Mahindra & Mahindra (M&M) has unveiled impressive financial results for the March quarter, showcasing a remarkable 22% year-on-year growth in standalone profits, amounting to ₹2,437 crore. This surge can be attributed to a more lucrative lineup of SUVs and an upswing in tractor margins. Additionally, revenue from operations saw a significant increase of 25%, reaching ₹31,353 crore.
SUV Sales Drive Revenue Growth
During the quarter, M&M reported a substantial 18% increase in SUV volumes, exceeding 149,000 units sold. This growth solidifies the company’s position as a market leader, capturing an impressive 23.5% market share in the SUV segment.
- SUV Volume Growth:
- Over 149,000 units sold
- 18% increase compared to the previous year
- 23.5% market share in revenue
In the farm equipment sector, M&M also excelled, with sales surging 23% to more than 87,000 units during the same quarter.
Strong Profitability Metrics
The company’s Earnings Before Interest, Taxes, Depreciation, and Amortisation (EBITDA) margin stood at 13.3%, slightly down from 13.5% in the same period last year. Notably, the profit margin for tractors reached 20.8%, marking the highest level in over three years.
Despite a ₹654 crore investment write-off during the quarter, M&M remains optimistic about its growth trajectory. Group CEO Anish Shah remarked, “We had anticipated a mid-to-high teens growth for our SUVs in FY25, and we have surpassed that with 20% growth, especially in a challenging market.”
Competitive Edge in Passenger Vehicles
M&M has reclaimed the Number 2 spot in the domestic passenger vehicle rankings, overtaking Tata Motors, which now holds the third position. The company’s growth outpaces the industry, effectively navigating the current market slowdowns faced by competitors like Maruti Suzuki and Hyundai.
For FY26, M&M aims for growth in the mid-to-high teens range. The company is set to unveil a new vehicle platform on August 15, which will be manufactured at the Chakan plant.

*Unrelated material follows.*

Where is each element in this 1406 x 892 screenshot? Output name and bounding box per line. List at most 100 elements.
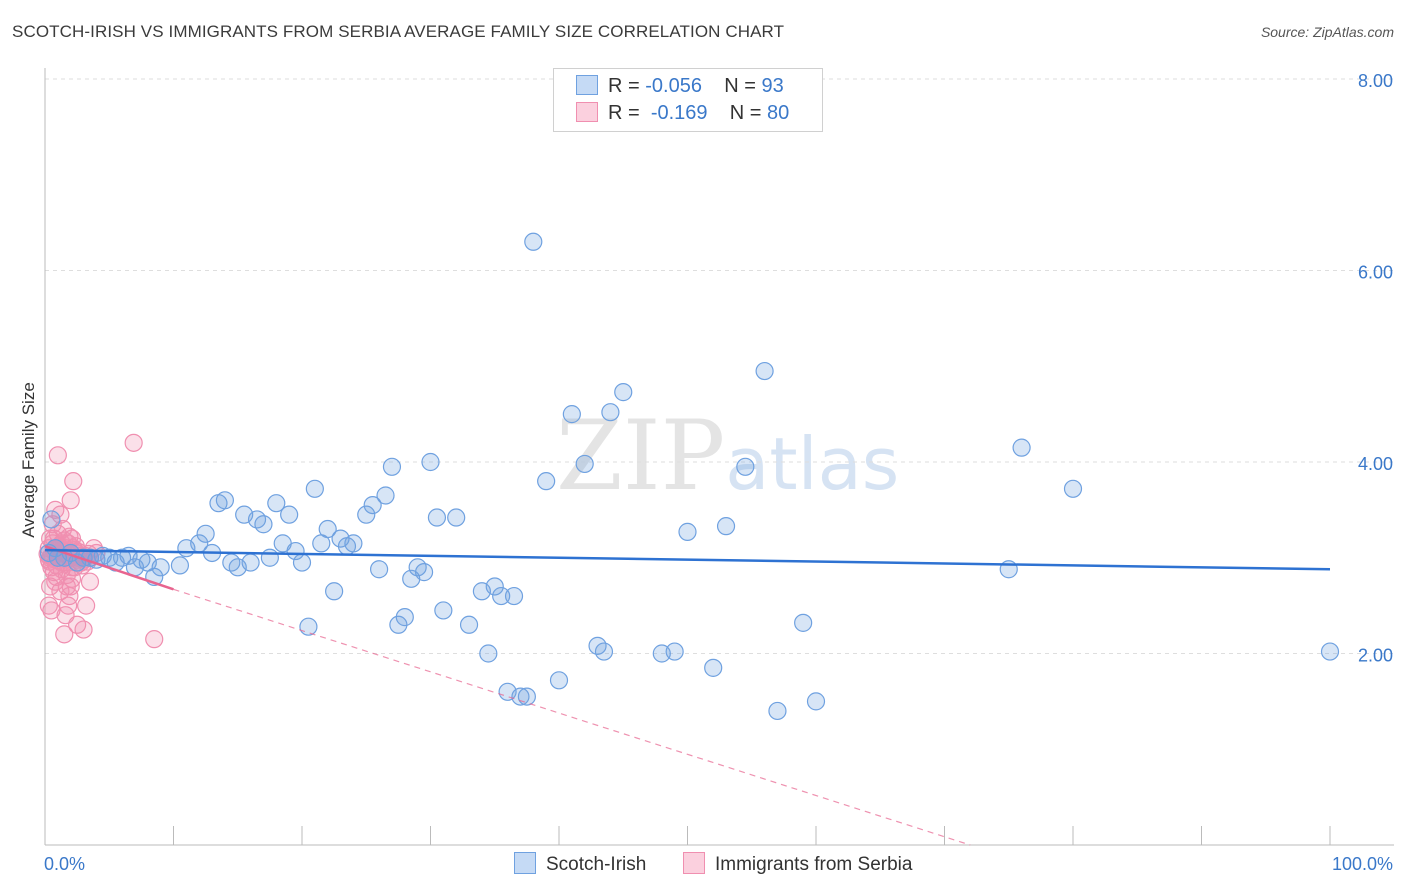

This platform will include three new SUVs powered by internal combustion engines and two battery electric vehicles (BEVs), scheduled for release in 2026.
Expansion Plans and Future Production
To sustain its growth momentum, M&M is planning to establish a new factory to meet mid-term production demands. While the exact location is yet to be determined, Rajesh Jejurikar, Executive Director & CEO of the Auto and Farm Sector, stated, “This will be a large, futuristic plant. We have allocated the necessary cash flow for this project in our capital expenditure plans.” The new facility is primarily designated for passenger vehicles, with flexibility for other production elements as investment opportunities arise.
Current Capacity and EV Developments
M&M’s current capacity utilization for SUVs exceeds 90%, with models like the Thar Roxx and XUV 3XO operating at full capacity. The Scorpio is nearing full utilization, whereas the Bolero has some room for growth.
On the electric vehicle front, M&M reported delivering 6,300 units of the BE 6 and XEV 9e out of over 30,000 bookings. Jejurikar noted that the EV sector is already EBITDA-positive, even without the support of the Production-Linked Incentive (PLI) scheme.
“We are experiencing a 4-5 month waiting period for our EVs. Our strategy will be to ramp up production carefully, even though we have the capacity available. Overall, we are receiving very positive feedback,” he added.
By focusing on innovation and strategic growth, M&M continues to strengthen its position in both the SUV and electric vehicle markets, setting the stage for sustained success in the coming years.